More than 20 Republicans joined the GOP members of the Gang of 8 to support the motion to proceed to the immigration bill. Supporting a motion to begin debate isn’t the same as supporting final passage, however. Many GOP Senators have indicated that the bill’s border security provisions need to be strengthened to win their support. TX Sen. John Cornyn is drafting an amendment that could determine the fate of the Senate bill. 

Cornyn’s amendment would make securing the border a “hard trigger” before the path to legal permanent residency were available to current illegal immigrants. In the current legislation, newly legalized immigrants could get permanent legal status, i.e. a green card, ten years after the law is enacted. The bill appropriates additional money for border security and sets targets, but sets no other conditions on the path to citizenship. 

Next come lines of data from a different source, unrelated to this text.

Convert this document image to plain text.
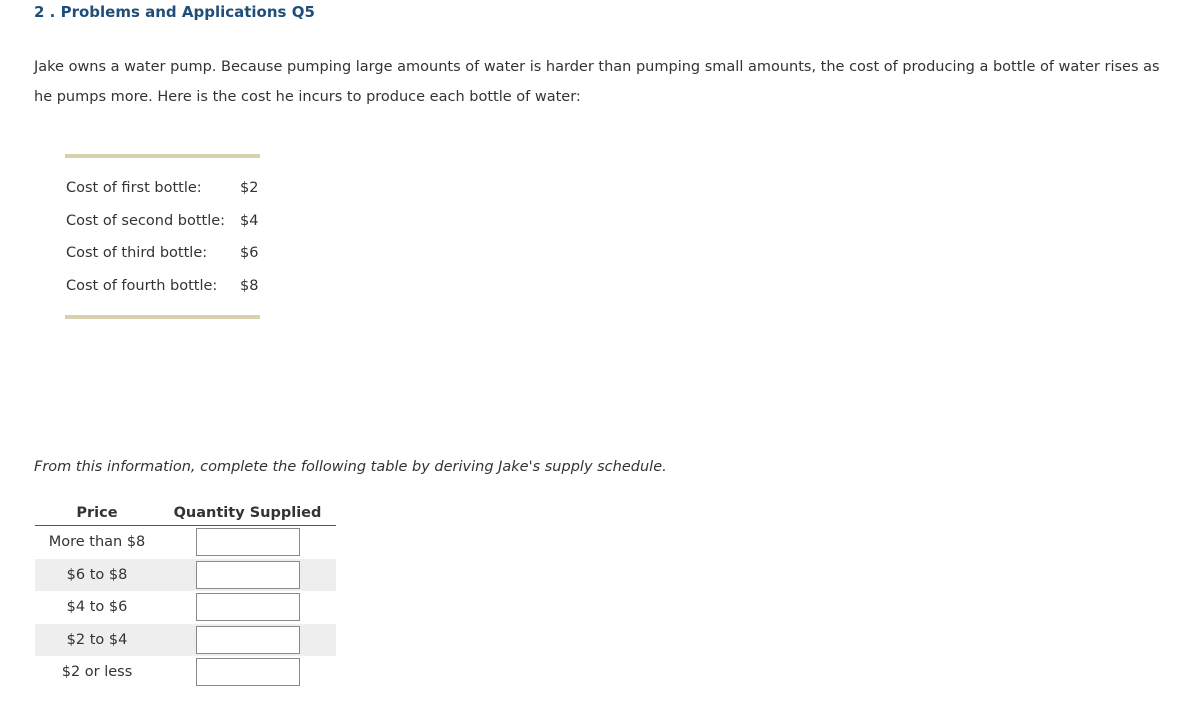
2 . Problems and Applications Q5
Jake owns a water pump. Because pumping large amounts of water is harder than pumping small amounts, the cost of producing a bottle of water rises as he pumps more. Here is the cost he incurs to produce each bottle of water:
Cost of first bottle:	$2
Cost of second bottle:	$4
Cost of third bottle:	$6
Cost of fourth bottle:	$8
From this information, complete the following table by deriving Jake's supply schedule.
Price	Quantity Supplied
More than $8	

$6 to $8	

$4 to $6	

$2 to $4	

$2 or less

Essentially, the Department of Homeland Security could submit a plan to secure the border and then do nothing to implement it for the next decade. The 11 million illegals currently in the country could become citizens13, even though the border remained as porous as it is today.

Although Cornyn’s amendment would still allow illegal immigrants to become legalized residents, it would block a path to citizenship unless the border were secured. Once the border was secured, the path to citizenship would reopen. 

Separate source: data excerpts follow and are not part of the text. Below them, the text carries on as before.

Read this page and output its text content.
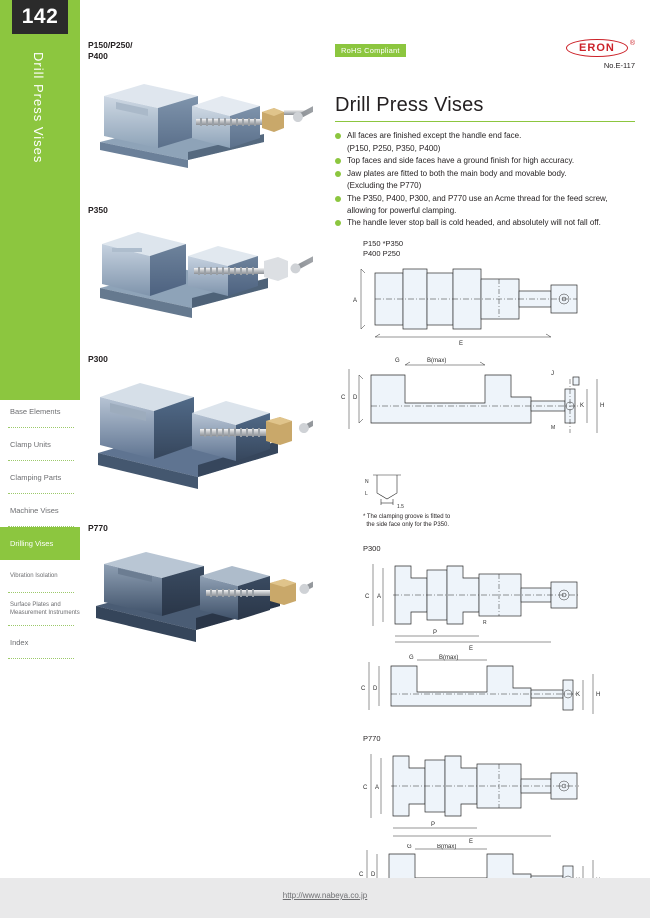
142
Drill Press Vises
Base Elements
Clamp Units
Clamping Parts
Machine Vises
Drilling Vises
Vibration Isolation
Surface Plates and Measurement Instruments
Index
P150/P250/
P400
P350
P300
P770
RoHS Compliant	ERON ®
No.E-117
Drill Press Vises
All faces are finished except the handle end face.
(P150, P250, P350, P400)
Top faces and side faces have a ground finish for high accuracy.
Jaw plates are fitted to both the main body and movable body.
(Excluding the P770)
The P350, P400, P300, and P770 use an Acme thread for the feed screw, allowing for powerful clamping.
The handle lever stop ball is cold headed, and absolutely will not fall off.
P150 *P350
P400 P250
A
E
D
C
G	B(max)
H
K
J
M
N
L
1.5
* The clamping groove is fitted to
the side face only for the P350.
P300
A
C
P
E
R
D
C
G	B(max)
H
K
P770
A
C
P
E
D
C
G	B(max)
http://www.nabeya.co.jp
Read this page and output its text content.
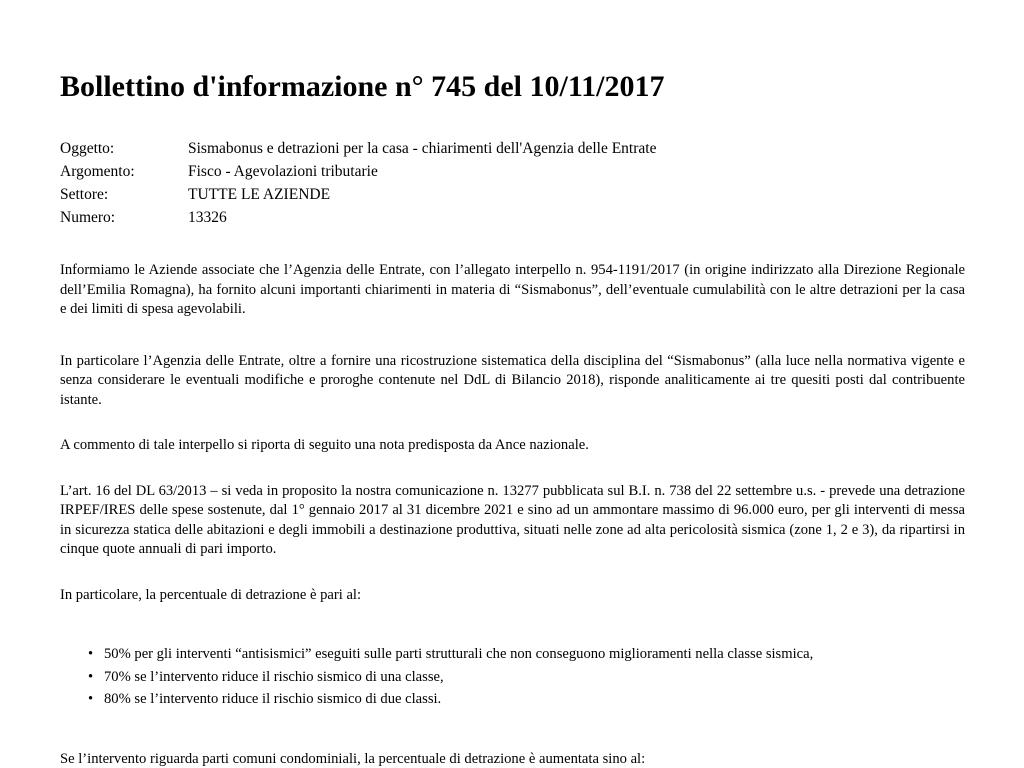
Bollettino d'informazione n° 745 del 10/11/2017
Oggetto:	Sismabonus e detrazioni per la casa - chiarimenti dell'Agenzia delle Entrate
Argomento:	Fisco - Agevolazioni tributarie
Settore:	TUTTE LE AZIENDE
Numero:	13326

Informiamo le Aziende associate che l’Agenzia delle Entrate, con l’allegato interpello n. 954-1191/2017 (in origine indirizzato alla Direzione Regionale dell’Emilia Romagna), ha fornito alcuni importanti chiarimenti in materia di “Sismabonus”, dell’eventuale cumulabilità con le altre detrazioni per la casa e dei limiti di spesa agevolabili.

In particolare l’Agenzia delle Entrate, oltre a fornire una ricostruzione sistematica della disciplina del “Sismabonus” (alla luce nella normativa vigente e senza considerare le eventuali modifiche e proroghe contenute nel DdL di Bilancio 2018), risponde analiticamente ai tre quesiti posti dal contribuente istante.

A commento di tale interpello si riporta di seguito una nota predisposta da Ance nazionale.

L’art. 16 del DL 63/2013 – si veda in proposito la nostra comunicazione n. 13277 pubblicata sul B.I. n. 738 del 22 settembre u.s. - prevede una detrazione IRPEF/IRES delle spese sostenute, dal 1° gennaio 2017 al 31 dicembre 2021 e sino ad un ammontare massimo di 96.000 euro, per gli interventi di messa in sicurezza statica delle abitazioni e degli immobili a destinazione produttiva, situati nelle zone ad alta pericolosità sismica (zone 1, 2 e 3), da ripartirsi in cinque quote annuali di pari importo.

In particolare, la percentuale di detrazione è pari al:

• 50% per gli interventi “antisismici” eseguiti sulle parti strutturali che non conseguono miglioramenti nella classe sismica,
• 70% se l’intervento riduce il rischio sismico di una classe,
• 80% se l’intervento riduce il rischio sismico di due classi.

Se l’intervento riguarda parti comuni condominiali, la percentuale di detrazione è aumentata sino al:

“[The amendment] will put us in a position where we can look the American people in the face and say we are going to secure the border,” GOP Leader Mitch McConnell said. “It will be a very, very important amendment.”

In a sense, Cornyn’s amendment simply holds Sen. Rubio and the other Gang members to the promises they made at the beginning of the immigration discussion. The GOP negotiators, especially, promised that the grand compromise would secure the borders and ensure we don’t have an illegal immigration problem again in the future. 

Unfortunately, Senate Majority Leader Harry Reid has called Cornyn’s amendment a “poison pill.” Reid certainly has the ability to block consideration of the amendment if he chooses. 

Cornyn’s amendment presents another challenge for the Gang of 8 and supporters of their immigration bill. It sparks a discussion of how weak the border security provisions are in the current legislation. The American public is generally supportive of immigration reform and, even, a path to citizenship. That support, however, is contingent on assurances that we have control of the border. If the Gang succeeds in pushing through its legislation without those assurances, there will be enormous political blowback. 

If Reid reverses course and accepts the Cornyn amendment, it will provide cover to lots of Republicans to support the legislation. If he continues to oppose it and blocks it being added to the bill, many Democrats may be forced to oppose the legislation.